TUMBRINK

The method

ALIVE

Actual Light In Virtual Environments

Virtual production usually means an LED wall pretending to be a place. ALIVE inverts it: the place exists — as a miniature — and its real light is carried through every step to the actor's face. As far as I can tell, nobody else does this.

01

Build the set

A physical miniature set is built by hand — hull plating, surface details, weathering. Real materials, real geometry, real imperfection. This is what cameras love and CGI fakes.

Styrene · resin · aluminiumScale-built, camera-ready
02

Light it — in states

The set carries its own LED lighting, individually addressable. It gets captured in multiple discrete lighting states: key only, fill only, practicals only, engine glow only. Each state is one layer of a light palette.

TLC5947 drivers · ESP32N discrete lighting states
03

Scan with motion control

The 8-axis motion-control rig flies repeatable paths around the set and photographs it from every angle — once per lighting state.
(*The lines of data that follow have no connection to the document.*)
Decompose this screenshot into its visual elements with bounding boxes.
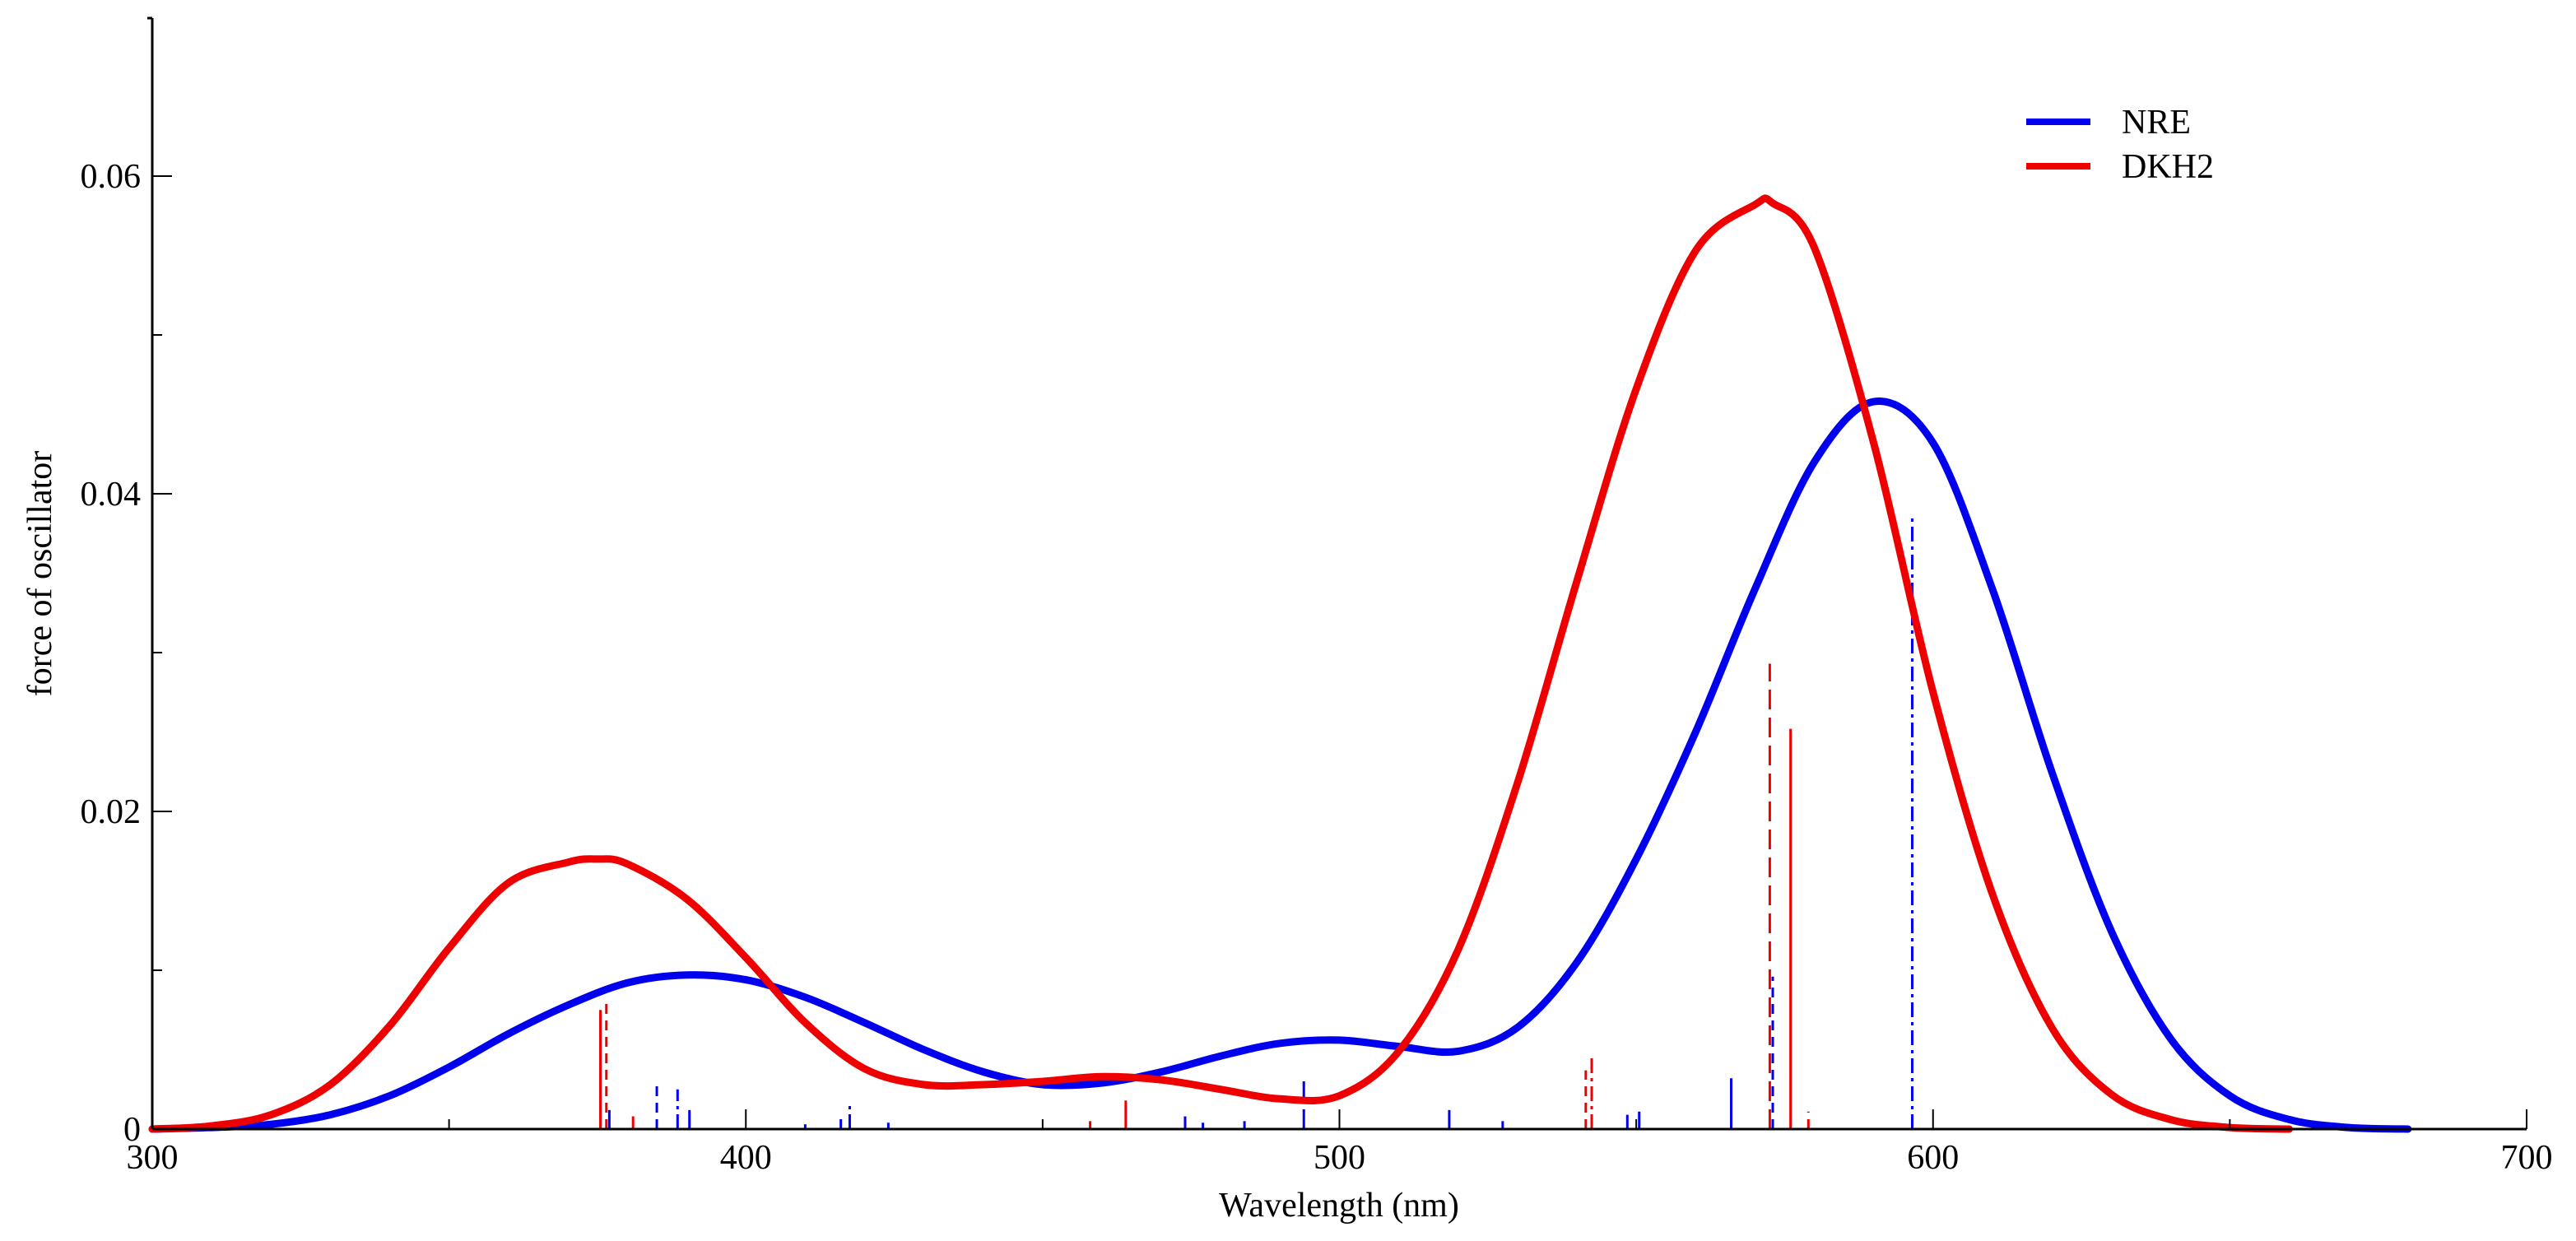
series-layer	[148, 194, 2412, 1133]
x-ticks: 300 400 500 600 700	[127, 1109, 2553, 1177]
x-tick-label-600: 600	[1907, 1139, 1959, 1177]
x-tick-label-700: 700	[2501, 1139, 2553, 1177]
legend-label-nre: NRE	[2122, 104, 2191, 142]
plot-area	[148, 194, 2412, 1133]
y-tick-label-2: 0.04	[81, 476, 142, 514]
y-ticks: 0 0.02 0.04 0.06	[81, 158, 172, 1149]
legend-label-dkh2: DKH2	[2122, 148, 2214, 186]
series-line-dkh2	[148, 194, 2293, 1133]
x-axis-title: Wavelength (nm)	[1219, 1187, 1459, 1225]
y-tick-label-0: 0	[123, 1111, 141, 1149]
x-tick-label-400: 400	[720, 1139, 772, 1177]
y-axis-title: force of oscillator	[21, 451, 59, 697]
x-tick-label-500: 500	[1314, 1139, 1365, 1177]
legend: NRE DKH2	[2026, 104, 2214, 186]
y-tick-label-1: 0.02	[81, 793, 142, 831]
axes: 300 400 500 600 700 0 0.02 0.04 0.06	[81, 16, 2553, 1177]
y-tick-label-3: 0.06	[81, 158, 142, 196]
x-tick-label-300: 300	[127, 1139, 179, 1177]
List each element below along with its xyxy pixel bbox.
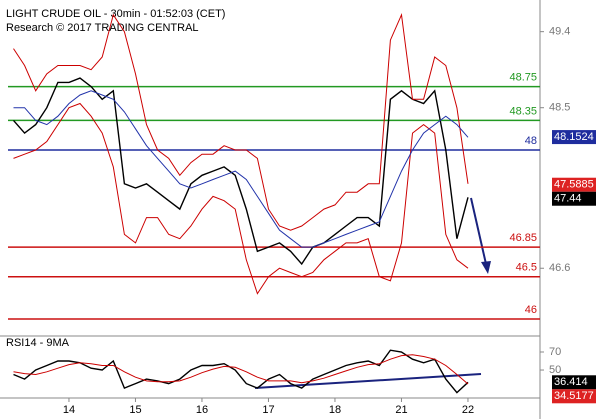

Same path, every pass, exact to the step.

8-axis rig · repeatable pathsFull angular coverage
04

Reconstruct as splats

The captures become photorealistic 3D scenes through Gaussian splatting. Not a CG model that imitates the miniature — a volumetric photograph of it. One splat per lighting state.

Gaussian splattingPhotoreal, relightable by state
05

Composite — with synchronised light

Actors are shot on greenscreen. The decisive move: the stage lights are physically synchronised with the LED states baked into the splat. The light hitting the actor is the same light that lit the model. Foreground and background match because they were never separate.

Synchronised stage LEDsNuke / Resolve composite

Why it matters

The hardest problem in compositing is matching light. ALIVE doesn't match it — it reuses it.